Emmanuel Macron l’a promis avant sa réélection, la protection de l’enfance sera au cœur de son 2e quinquennat. Promesse entendue : huit associations lui ont envoyé une lettre ouverte pour lui rappeler tout le travail qu’il reste à faire, en France, dans ce domaine.

En 2019, 312 500 mineur·es et 24 700 jeunes majeur·es ont été suivi·es par la protection de l’enfance. Les trois-quarts des assistantes familiales partiront à la retraite d’ici dix ans, alors que le nombre d’enfants placé·es augmente.

Que deviennent ces enfants, une fois grand·es ? 

70 % des jeunes de l’ASE (aide sociale à l’enfance) sortent du système scolaire sans le moindre diplôme. Un quart des personnes sans domicile fixe nées en France sont d’ancien·nes enfants placé·es.

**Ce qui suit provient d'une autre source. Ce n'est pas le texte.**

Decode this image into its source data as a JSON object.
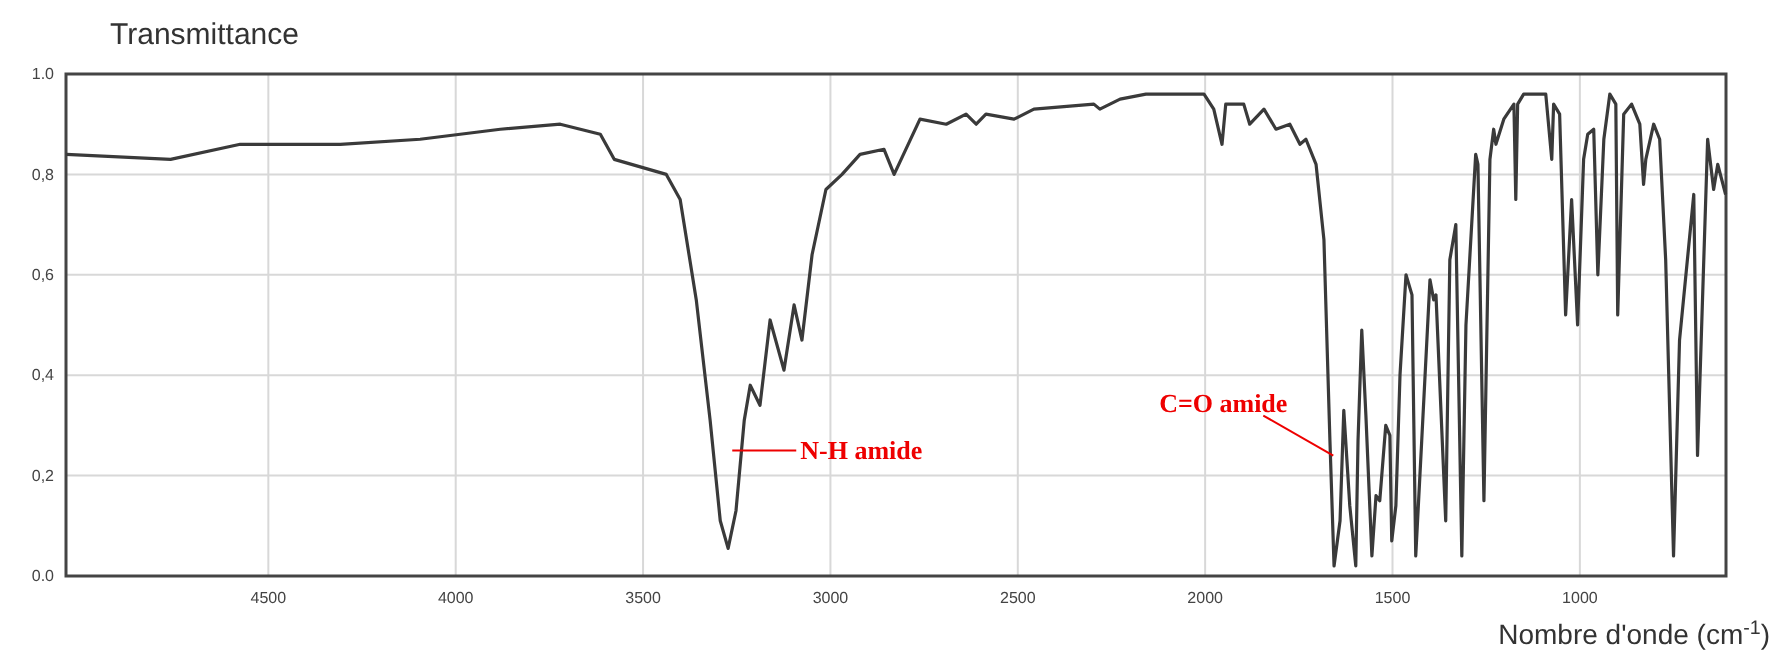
{
  "chart_data": {
    "type": "line",
    "ylabel": "Transmittance",
    "xlabel": "Nombre d'onde (cm$^{-1}$)",
    "xlim": [
      5040,
      610
    ],
    "ylim": [
      0,
      1
    ],
    "xticks": [
      4500,
      4000,
      3500,
      3000,
      2500,
      2000,
      1500,
      1000
    ],
    "yticks": [
      {
        "value": 0,
        "label": "0.0"
      },
      {
        "value": 0.2,
        "label": "0,2"
      },
      {
        "value": 0.4,
        "label": "0,4"
      },
      {
        "value": 0.6,
        "label": "0,6"
      },
      {
        "value": 0.8,
        "label": "0,8"
      },
      {
        "value": 1,
        "label": "1.0"
      }
    ],
    "grid": true,
    "line_style": "solid",
    "marker": "none",
    "series": [
      {
        "color": "#3a3a3a",
        "x": [
          5039,
          4761,
          4575,
          4308,
          4095,
          3881,
          3721,
          3614,
          3577,
          3438,
          3401,
          3358,
          3321,
          3294,
          3273,
          3252,
          3230,
          3214,
          3188,
          3161,
          3124,
          3097,
          3076,
          3049,
          3012,
          2969,
          2921,
          2857,
          2830,
          2761,
          2691,
          2638,
          2611,
          2585,
          2510,
          2457,
          2297,
          2281,
          2227,
          2158,
          2003,
          1977,
          1955,
          1945,
          1897,
          1881,
          1843,
          1811,
          1774,
          1747,
          1731,
          1704,
          1683,
          1667,
          1656,
          1640,
          1630,
          1614,
          1598,
          1592,
          1582,
          1571,
          1555,
          1544,
          1534,
          1518,
          1507,
          1502,
          1491,
          1480,
          1464,
          1448,
          1438,
          1422,
          1400,
          1390,
          1384,
          1358,
          1347,
          1331,
          1315,
          1304,
          1278,
          1272,
          1256,
          1240,
          1230,
          1224,
          1203,
          1176,
          1171,
          1166,
          1150,
          1091,
          1075,
          1070,
          1054,
          1038,
          1022,
          1006,
          990,
          979,
          963,
          952,
          936,
          920,
          904,
          899,
          883,
          862,
          840,
          830,
          824,
          803,
          787,
          771,
          750,
          734,
          696,
          686,
          659,
          643,
          632,
          611
        ],
        "values": [
          0.84,
          0.83,
          0.86,
          0.86,
          0.87,
          0.89,
          0.9,
          0.88,
          0.83,
          0.8,
          0.75,
          0.55,
          0.31,
          0.11,
          0.055,
          0.13,
          0.31,
          0.38,
          0.34,
          0.51,
          0.41,
          0.54,
          0.47,
          0.64,
          0.77,
          0.8,
          0.84,
          0.85,
          0.8,
          0.91,
          0.9,
          0.92,
          0.9,
          0.92,
          0.91,
          0.93,
          0.94,
          0.93,
          0.95,
          0.96,
          0.96,
          0.93,
          0.86,
          0.94,
          0.94,
          0.9,
          0.93,
          0.89,
          0.9,
          0.86,
          0.87,
          0.82,
          0.67,
          0.27,
          0.02,
          0.11,
          0.33,
          0.14,
          0.02,
          0.27,
          0.49,
          0.32,
          0.04,
          0.16,
          0.15,
          0.3,
          0.28,
          0.07,
          0.14,
          0.4,
          0.6,
          0.56,
          0.04,
          0.27,
          0.59,
          0.55,
          0.56,
          0.11,
          0.63,
          0.7,
          0.04,
          0.5,
          0.84,
          0.82,
          0.15,
          0.83,
          0.89,
          0.86,
          0.91,
          0.94,
          0.75,
          0.94,
          0.96,
          0.96,
          0.83,
          0.94,
          0.92,
          0.52,
          0.75,
          0.5,
          0.83,
          0.88,
          0.89,
          0.6,
          0.87,
          0.96,
          0.94,
          0.52,
          0.92,
          0.94,
          0.9,
          0.78,
          0.83,
          0.9,
          0.87,
          0.63,
          0.04,
          0.47,
          0.76,
          0.24,
          0.87,
          0.77,
          0.82,
          0.76
        ]
      }
    ],
    "annotations": [
      {
        "text": "N-H amide",
        "x": 3262,
        "y": 0.25
      },
      {
        "text": "C=O amide",
        "x": 1658,
        "y": 0.24
      }
    ]
  }
}
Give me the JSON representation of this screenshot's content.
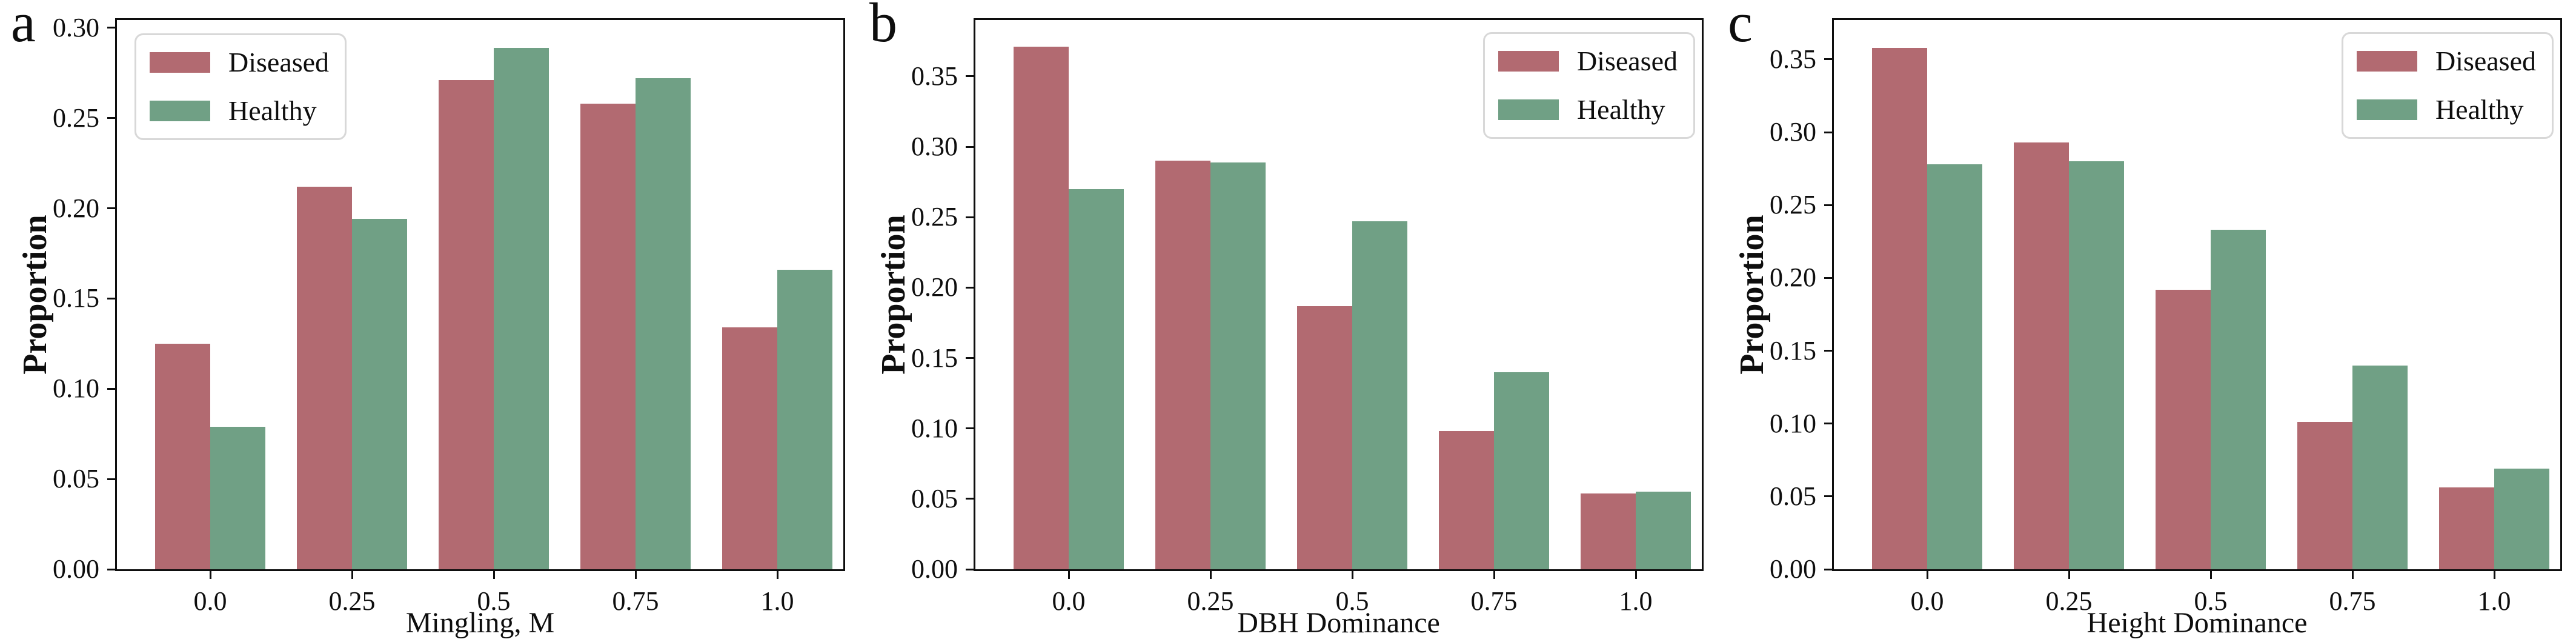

Les militant·es des droits de l’enfance se battent contre les « sorties sèches ». Pendant longtemps, les enfants de l’ASE cessaient brutalement d’être pris·es en charge le jour de leurs 18 ans. Depuis la loi Taquet du 7 février 2022, la prise en charge par l’ASE est étendue jusqu’à 21 ans (et encore, sous conditions !).

Paroles d’enfants placé·es

Rania Kissi et Lyes Louffok sont passé·es par le système, et militent désormais pour la cause des enfants placé·es. Devenue pupille de la Nation après avoir été abandonnée par son père, elle est aujourd’hui élue à Cergy. Lui raconte son histoire dans un livre et intervient régulièrement dans les médias.

Dans son album Entre ciment et belle étoile, la rappeuse Keny Arkana évoque son passé d’enfant placée, de ses fugues aux mauvais traitements infligés par l’Institution.